Fotos: Simone Di Domenico, Setti Criadores, divulgação

Numa nova fase, que pende para o lado artístico, Anne ultrapassa o campo da moda e parte para a área da decoração, quando apresenta uma nova forma de fazer arte sustentável, explorando texturas ricas feitas a partir de excedentes têxteis, como fios de diferentes matérias-primas, retalhos de diferentes estruturas, como tecido plano, malha circular e retilínea, provenientes de tecelagens, malharias e confecções (ao lado). As composições, produzidas a partir do processo de colagem, têm como resultado novas visualidades de “rendas e pinturas matéricas”, expressivas no campo visual e tátil. As obras podem compor ambientes em suportes tradicionais como paredes, ou fazendo a interação entre ambientes entre vidros, como na imagem ao lado.

Dentro da mesma proposta de reaproveitamento de resíduos têxteis, mas com um processo de produção diferente do de Evelise e Anne, uma equipe de pesquisadores da Universidade Estadual de Londrina (UEL), desenvolveu uma série de luminárias (acima) feitas a partir de um processo de fusão de resíduos da poliamida, a terceira fibra sintética mais utilizada no Brasil, segundo a Associação Brasileira das Indústrias Têxteis (ABIT).

Partindo do pressuposto que as fibras sintéticas podem ser derretidas antes de carbonizarem, os pesquisadores realizaram uma série de testes com retalhos de diferentes formatos, e verificaram que os resíduos de poliamida, quando derretidos, perdiam o formato fluido característico do tecido, se tornando um plástico resistente e flexível, com os retalhos totalmente aglutinados.

Fotos: Simone Di Domenico, Setti Criadores, divulgação

A partir da descoberta, a equipe então derreteu os retalhos e os moldou em superfícies tridimensionais, sendo explorados diferentes volumes e formas, além da possibilidade de criação de diferentes padrões de superfície em função da disposição das tiras ou pedaços de tecidos. Esse processo, desenvolvido dentro do ambiente acadêmico de pesquisa, com a equipe composta por Marcela Almeida Brasil, Suzana Barreto Martins e Cláudio Pereira de Sampaio foi recentemente patenteado pelo INPI, além de ter sido premiado com o terceiro lugar nacional do Concurso Nacional Desafio Lixo Luxo.

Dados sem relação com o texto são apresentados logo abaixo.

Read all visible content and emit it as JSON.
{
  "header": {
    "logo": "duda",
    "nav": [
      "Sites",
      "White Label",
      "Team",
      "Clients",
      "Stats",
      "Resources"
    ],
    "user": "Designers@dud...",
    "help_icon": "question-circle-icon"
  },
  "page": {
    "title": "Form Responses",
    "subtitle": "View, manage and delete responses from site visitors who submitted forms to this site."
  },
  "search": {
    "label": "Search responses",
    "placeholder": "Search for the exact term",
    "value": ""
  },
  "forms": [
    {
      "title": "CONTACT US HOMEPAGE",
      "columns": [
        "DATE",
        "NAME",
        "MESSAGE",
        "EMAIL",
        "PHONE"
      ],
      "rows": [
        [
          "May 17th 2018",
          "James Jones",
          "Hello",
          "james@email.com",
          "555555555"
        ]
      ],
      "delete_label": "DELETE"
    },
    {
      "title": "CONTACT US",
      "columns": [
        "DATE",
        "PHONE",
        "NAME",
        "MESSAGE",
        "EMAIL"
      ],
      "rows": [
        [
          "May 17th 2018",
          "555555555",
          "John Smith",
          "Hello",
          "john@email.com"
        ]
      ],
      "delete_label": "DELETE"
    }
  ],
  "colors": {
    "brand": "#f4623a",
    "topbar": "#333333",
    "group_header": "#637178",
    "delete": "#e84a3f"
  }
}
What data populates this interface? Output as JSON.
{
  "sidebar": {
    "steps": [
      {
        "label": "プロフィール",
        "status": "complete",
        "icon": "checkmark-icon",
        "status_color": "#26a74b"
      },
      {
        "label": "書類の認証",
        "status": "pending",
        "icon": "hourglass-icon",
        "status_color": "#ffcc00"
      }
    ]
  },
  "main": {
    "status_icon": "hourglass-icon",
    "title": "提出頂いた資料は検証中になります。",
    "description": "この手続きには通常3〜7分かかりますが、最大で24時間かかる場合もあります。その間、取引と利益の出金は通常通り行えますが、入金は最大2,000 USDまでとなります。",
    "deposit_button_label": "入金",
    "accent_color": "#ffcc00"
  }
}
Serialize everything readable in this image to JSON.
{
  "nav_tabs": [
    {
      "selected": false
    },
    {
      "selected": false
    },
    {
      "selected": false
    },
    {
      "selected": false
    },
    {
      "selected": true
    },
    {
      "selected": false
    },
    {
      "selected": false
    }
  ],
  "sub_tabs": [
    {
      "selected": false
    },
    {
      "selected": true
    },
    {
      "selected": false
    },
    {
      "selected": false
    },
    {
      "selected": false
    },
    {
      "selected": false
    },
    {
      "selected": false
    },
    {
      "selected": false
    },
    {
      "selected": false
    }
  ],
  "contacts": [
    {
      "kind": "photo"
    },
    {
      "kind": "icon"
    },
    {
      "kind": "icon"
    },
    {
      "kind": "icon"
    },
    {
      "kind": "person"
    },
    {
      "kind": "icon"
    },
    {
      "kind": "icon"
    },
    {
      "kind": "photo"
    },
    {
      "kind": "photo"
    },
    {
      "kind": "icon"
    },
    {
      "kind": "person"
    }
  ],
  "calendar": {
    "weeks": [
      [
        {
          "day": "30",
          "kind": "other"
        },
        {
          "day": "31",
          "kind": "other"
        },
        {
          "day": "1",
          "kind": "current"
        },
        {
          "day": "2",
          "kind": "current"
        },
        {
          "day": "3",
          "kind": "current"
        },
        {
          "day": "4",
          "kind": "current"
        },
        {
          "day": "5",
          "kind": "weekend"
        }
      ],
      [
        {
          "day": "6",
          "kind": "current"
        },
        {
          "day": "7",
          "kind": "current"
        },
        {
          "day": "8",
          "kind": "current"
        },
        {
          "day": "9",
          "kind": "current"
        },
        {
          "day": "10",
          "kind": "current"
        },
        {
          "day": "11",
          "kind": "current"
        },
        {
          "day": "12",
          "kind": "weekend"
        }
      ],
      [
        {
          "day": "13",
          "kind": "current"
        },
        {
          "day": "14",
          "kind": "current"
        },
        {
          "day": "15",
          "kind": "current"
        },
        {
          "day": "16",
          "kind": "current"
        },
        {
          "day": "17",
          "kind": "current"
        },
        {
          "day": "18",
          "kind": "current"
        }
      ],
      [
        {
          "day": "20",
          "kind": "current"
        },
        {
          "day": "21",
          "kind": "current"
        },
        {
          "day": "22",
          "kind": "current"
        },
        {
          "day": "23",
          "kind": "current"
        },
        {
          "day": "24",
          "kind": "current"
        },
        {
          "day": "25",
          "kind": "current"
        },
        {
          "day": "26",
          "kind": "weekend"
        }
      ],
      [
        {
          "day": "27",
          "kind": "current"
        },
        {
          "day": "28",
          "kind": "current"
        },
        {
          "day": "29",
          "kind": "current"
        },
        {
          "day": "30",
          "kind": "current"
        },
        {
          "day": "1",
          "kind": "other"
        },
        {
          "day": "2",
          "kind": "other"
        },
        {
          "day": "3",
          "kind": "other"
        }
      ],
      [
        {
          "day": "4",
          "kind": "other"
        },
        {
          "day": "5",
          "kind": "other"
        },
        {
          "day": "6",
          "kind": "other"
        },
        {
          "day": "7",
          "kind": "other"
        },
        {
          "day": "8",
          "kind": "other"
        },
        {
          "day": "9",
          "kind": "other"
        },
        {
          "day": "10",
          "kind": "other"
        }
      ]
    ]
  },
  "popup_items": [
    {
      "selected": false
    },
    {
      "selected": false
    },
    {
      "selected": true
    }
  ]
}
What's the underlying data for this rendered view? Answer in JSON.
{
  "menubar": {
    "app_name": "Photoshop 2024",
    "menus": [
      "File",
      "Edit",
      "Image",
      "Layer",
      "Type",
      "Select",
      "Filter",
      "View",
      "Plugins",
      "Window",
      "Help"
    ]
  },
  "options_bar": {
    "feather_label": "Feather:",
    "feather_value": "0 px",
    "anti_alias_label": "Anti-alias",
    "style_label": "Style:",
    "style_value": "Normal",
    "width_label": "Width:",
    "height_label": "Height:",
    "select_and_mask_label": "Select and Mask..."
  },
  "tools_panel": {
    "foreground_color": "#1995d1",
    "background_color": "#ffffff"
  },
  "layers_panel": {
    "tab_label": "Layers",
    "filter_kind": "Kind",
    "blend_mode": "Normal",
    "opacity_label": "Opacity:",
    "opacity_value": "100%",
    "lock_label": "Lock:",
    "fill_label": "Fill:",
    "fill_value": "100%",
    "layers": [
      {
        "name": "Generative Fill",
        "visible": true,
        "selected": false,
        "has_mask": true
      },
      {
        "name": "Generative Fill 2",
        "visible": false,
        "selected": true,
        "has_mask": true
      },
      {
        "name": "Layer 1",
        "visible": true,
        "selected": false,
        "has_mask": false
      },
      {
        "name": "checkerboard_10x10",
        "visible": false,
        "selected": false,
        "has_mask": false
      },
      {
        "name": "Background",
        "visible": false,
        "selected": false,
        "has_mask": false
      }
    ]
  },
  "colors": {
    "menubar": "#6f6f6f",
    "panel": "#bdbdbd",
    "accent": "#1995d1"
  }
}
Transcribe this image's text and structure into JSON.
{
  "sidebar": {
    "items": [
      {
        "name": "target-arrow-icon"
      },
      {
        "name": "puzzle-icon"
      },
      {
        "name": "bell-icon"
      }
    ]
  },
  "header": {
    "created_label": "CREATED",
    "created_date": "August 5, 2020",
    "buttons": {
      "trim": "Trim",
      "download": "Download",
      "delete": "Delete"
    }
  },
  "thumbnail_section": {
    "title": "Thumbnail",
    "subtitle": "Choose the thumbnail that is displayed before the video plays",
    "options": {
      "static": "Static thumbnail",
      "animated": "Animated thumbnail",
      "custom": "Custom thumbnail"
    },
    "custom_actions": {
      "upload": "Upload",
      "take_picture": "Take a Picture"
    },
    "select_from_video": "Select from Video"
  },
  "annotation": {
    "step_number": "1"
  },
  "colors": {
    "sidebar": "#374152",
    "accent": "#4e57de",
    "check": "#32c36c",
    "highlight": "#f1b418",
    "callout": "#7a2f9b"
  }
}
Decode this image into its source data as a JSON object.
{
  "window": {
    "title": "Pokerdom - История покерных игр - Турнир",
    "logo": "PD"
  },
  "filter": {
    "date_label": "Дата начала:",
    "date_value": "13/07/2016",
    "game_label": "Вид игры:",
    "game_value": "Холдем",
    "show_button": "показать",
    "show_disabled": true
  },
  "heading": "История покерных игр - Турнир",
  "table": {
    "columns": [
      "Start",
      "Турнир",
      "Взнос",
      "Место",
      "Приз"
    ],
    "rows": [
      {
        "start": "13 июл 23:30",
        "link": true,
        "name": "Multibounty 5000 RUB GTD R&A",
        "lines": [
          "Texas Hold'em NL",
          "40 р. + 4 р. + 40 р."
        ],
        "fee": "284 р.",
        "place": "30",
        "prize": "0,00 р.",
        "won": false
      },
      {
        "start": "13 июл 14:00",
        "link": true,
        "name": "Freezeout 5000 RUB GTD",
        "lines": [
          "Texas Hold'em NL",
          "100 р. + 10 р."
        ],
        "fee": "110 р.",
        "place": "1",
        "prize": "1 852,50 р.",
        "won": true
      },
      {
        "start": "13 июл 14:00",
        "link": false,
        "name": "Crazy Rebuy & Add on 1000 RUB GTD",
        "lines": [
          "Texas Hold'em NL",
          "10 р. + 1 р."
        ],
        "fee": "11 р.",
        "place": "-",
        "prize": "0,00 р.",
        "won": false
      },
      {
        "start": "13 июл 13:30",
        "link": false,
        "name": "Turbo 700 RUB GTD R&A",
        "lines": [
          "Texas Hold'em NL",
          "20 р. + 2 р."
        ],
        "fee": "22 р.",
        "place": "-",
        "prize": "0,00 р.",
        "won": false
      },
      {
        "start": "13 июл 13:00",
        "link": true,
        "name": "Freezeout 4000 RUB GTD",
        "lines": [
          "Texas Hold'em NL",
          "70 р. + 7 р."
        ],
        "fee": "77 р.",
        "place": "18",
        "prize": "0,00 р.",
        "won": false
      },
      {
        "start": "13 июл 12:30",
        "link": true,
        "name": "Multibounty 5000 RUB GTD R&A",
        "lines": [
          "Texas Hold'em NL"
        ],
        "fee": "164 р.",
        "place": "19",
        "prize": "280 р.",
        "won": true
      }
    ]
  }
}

Iniciativas como estas trazem expectativas positivas para o campo do design brasileiro. Designers e artistas que desafiam a si mesmos, a materiais e a processos. Esse é o ponto, o diferencial. E o trabalho com materiais sem nenhum potencial aparente, como o caso dos resíduos, além de ser desafiador, traz uma grande contribuição ao meio ambiente. Esses artistas e designers estão transformando, literalmente, lixo em luxo.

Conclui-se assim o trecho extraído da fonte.